De la même manière, vous apprendrez comment quelques feuilles de menthe ont contribué à la création des grands parcs urbains de Londres, New York ou Paris ou encore le lien entre la viande des Grisons, spécialité suisse de viande séchée et la vogue des sanatoriums. Quant à l’importance des épidémies dans l’urbanisme, l’exposition rappelle que jusqu’aux découvertes de Pasteur, l’ennemi était l’air confiné, cet air «méphitique» qui véhicule la maladie. D’où notamment ces coupoles que l’on retrouve dans les grands hôpitaux comme dans les églises qui ont vocation à évacuer l’air mais aussi tout simplement les grandes percées haussmanniennes qui n’auraient pas eu une vocation exclusivement sécuritaire mais devaient servir aussi à évacuer l’air vicié. À l’époque, ce n’était pas le Covid mais le choléra que l’on craignait car il avait causé des dizaines de milliers de victimes dans les grandes villes et notamment dans les vieux quartiers. Au final, la plus grande aération n’a eu aucun impact réel car la maladie se diffusait en fait par l’eau.

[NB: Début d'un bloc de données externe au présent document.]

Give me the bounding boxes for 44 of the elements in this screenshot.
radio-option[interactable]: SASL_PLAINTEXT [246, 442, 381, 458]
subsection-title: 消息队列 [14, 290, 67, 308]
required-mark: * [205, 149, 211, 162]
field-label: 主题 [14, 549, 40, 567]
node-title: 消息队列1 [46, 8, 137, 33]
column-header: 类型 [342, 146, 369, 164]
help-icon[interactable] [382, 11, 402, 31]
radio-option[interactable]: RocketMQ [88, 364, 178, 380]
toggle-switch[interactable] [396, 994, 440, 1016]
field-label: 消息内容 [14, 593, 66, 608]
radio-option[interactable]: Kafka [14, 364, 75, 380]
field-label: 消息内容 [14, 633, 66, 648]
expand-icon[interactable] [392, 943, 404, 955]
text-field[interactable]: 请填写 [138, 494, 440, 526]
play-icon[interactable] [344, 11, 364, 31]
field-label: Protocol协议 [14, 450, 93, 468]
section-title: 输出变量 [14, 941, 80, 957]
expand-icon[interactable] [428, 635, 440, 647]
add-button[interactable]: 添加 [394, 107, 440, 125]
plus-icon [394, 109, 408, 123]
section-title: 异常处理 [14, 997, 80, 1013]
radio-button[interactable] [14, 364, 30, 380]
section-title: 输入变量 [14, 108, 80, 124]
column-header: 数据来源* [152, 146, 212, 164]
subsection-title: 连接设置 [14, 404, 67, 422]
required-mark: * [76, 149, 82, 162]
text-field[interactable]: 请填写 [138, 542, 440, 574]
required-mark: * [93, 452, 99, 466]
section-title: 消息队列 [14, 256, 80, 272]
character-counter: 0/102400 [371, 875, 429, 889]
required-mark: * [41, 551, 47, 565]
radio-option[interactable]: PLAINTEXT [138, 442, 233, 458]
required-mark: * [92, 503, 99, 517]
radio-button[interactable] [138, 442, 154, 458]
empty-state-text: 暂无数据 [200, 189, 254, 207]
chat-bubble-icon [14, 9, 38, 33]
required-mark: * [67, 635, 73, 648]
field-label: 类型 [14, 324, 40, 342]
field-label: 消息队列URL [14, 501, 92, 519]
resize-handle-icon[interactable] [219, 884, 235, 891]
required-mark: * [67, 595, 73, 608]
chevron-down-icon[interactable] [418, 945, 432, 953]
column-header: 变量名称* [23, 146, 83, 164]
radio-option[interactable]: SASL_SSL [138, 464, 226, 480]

Et si l’exposition ne se prononce pas sur l’impact qu’aura la crise sanitaire sur l’architecture et l’urbanisme, elle ouvre néanmoins des perspectives sur l’évolution de nos bâtiments au temps de la lutte contre le réchauffement climatique. Les exemples sont moins savoureux que pour le passé mais on y rappelle que l’isolation thermique revient au goût du jour après le règne sans partage du chauffage et de la climatisation, tout comme l’inertie des bâtiments ou encore la recherche d’énergies alternatives. Et pour tous ceux qui souhaitent prolonger et/ou approfondir l’ensemble de ces réflexions, le livre «Histoire naturelle de l’architecture», adaptation de la thèse soutenue par Philippe Rahm, reprend en 13 chapitres les 13 salles de l’exposition.